The present invention relates in general to sewing machines and in particular to a new and useful controlling mechanism for the step motor of a sewing machine which utilizes stored digital information to produce different stitch patterns.
Electronically controlled sewing machines preferably have step motor drives to control the alteration of the lateral swing-out motion of the needle bar and the feeding motion of the cloth feeder because such drives are excellently suited for the conversion of the digitally stored stitch information. The transmission ratio between the step size of the step motor and the respectively driven element must be selected so that, at a fine enough gradation of the adjusting motion, the adjustment of the driven element within the maximum adjustment range can be made fast enough within the time available. However, under certain conditions the existing gradation from step to step is insufficient. A further division is then necessary.
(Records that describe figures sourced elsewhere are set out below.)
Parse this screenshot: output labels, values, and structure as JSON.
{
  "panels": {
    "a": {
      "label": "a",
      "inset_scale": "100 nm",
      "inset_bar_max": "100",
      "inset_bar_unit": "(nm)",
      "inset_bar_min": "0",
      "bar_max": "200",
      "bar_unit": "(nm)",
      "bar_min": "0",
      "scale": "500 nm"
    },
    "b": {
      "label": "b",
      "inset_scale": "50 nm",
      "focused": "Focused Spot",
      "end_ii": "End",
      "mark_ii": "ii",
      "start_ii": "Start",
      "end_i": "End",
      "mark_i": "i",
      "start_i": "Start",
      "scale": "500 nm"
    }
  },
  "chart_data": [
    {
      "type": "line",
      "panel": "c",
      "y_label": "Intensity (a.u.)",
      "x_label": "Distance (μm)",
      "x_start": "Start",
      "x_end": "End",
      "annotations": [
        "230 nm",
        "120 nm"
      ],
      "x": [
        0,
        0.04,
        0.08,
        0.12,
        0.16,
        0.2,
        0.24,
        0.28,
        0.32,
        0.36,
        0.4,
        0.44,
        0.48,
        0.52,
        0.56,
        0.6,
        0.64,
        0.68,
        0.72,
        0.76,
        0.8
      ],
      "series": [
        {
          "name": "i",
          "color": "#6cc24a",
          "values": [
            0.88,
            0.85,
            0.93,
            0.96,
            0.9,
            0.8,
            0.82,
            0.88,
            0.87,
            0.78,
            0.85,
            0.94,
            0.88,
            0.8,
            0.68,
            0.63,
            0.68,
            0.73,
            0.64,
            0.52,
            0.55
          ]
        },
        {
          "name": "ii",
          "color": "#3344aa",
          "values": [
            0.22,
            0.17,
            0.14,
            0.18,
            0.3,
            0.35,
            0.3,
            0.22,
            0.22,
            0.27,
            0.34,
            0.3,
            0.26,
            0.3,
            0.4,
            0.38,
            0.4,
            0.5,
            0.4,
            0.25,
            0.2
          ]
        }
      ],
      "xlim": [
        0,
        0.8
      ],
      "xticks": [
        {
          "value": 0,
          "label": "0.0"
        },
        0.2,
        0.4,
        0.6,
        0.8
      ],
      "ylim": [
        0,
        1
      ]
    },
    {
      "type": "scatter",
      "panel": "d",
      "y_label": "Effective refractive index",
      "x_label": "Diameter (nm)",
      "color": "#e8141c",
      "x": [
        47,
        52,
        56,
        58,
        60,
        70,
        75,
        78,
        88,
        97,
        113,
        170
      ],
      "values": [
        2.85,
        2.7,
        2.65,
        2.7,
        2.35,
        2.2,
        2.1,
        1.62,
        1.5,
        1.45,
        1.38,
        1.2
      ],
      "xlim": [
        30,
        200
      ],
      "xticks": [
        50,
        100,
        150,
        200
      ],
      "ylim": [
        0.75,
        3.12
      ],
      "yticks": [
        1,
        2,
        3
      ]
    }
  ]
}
In one known sewing machine (U.S. Pat. No. 4,191,120), the step setting of the step motor to alter the transport motion of the sewing machine can be corrected manually. This is done by energizing the two phase windings of the step motor differently by means of two potentiometers. Due to this measure, the adjustment of the cloth feed control element can be divided further within the minimum feed range. Due to the better fine adjustment of the control element, better sewing results can be obtained, especially when feeding steps near the zero transport range are made for both forward and backward sewing. The differences resulting in this range between forward and backward feeding, depend upon the type of material to be sewn and upon the operating mode of the cloth feeder so that adjustability must be provided if the quality of the sewing work to be performed is not to suffer. This difference also depends on the exact factory-set step setting of the step motion of the zero transport position of the control element.
Such a correction is especially necessary when sewing patterns are involved which contain a multiplicity of stitches to be made in the one as well as in the other transport direction. In such cases, every feeding difference between the two transport directions, not recognizable in individual stitches, shows as cumulative error which can make the sewing result useless.
The above mentioned known sewing machine solves the problem only very imperfectly because the fine adjustment is restricted only to the minimum feed range of the sewing machine. When set to longer stitch lengths, a correction for the exact execution of forward and backward stitches of the same size is not possible.